That would have been on Western Electric "dumb" phones owned by the local Bell Telephone company. The microphone was wired through the keypad. Shorting the microphone to ground was like making the pulse contacts of a rotary dial thus making calls.
Smart (privately owned) payphones have the microphone wired through the smart circuit board not the keypad. The smart board can detect this type of fraud. Depending on how the phone owner configures the smart board security options, the phone can immediately call it's owner or dial 911 and report the fraud attempt or it can simply log the time, date, & duration of the fraud attempts. Then when the phone owner's computer calls the payphone for it's daily (or weekly) polling, the phone will report the fraud attempts. At no time will a smart phone ever allow dialing of calls through shorting out the microphone. Smart boards also have burglar alarm functions built-in since they are already hard wired to a phone line. Many smart payphone models have alarm switches on the locks so they can tell if someone has broken in.
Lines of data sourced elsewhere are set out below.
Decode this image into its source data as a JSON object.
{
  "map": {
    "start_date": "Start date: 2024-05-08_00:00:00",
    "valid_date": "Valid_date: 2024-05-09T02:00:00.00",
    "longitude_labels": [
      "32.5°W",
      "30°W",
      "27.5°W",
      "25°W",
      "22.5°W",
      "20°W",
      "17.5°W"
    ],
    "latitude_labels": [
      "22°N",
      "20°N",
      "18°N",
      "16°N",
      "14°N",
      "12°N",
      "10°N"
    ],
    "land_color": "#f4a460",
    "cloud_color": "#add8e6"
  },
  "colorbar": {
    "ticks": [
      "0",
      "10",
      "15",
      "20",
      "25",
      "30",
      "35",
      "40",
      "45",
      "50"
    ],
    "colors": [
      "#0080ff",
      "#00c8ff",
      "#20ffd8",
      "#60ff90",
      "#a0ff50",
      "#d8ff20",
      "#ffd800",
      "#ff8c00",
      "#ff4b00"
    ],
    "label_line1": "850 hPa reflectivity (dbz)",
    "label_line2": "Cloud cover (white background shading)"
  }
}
If someone crowbarred open a payphone coin vault door, the alarm switch will trip and the phone immediately dials the local 911 center and announces in a recorded voice "break-in, coin vault, payphone number (area code, then phone number)". Many 911 call dispatch centers have lists of payphones showing the payphone number, it's location, and who owns the payphone. The police are immediately dispatched to that phone
The Bell Telephone company's wised up to this type of fraud, too, and revised their dumb circuit boards and keypads to stop this fraud.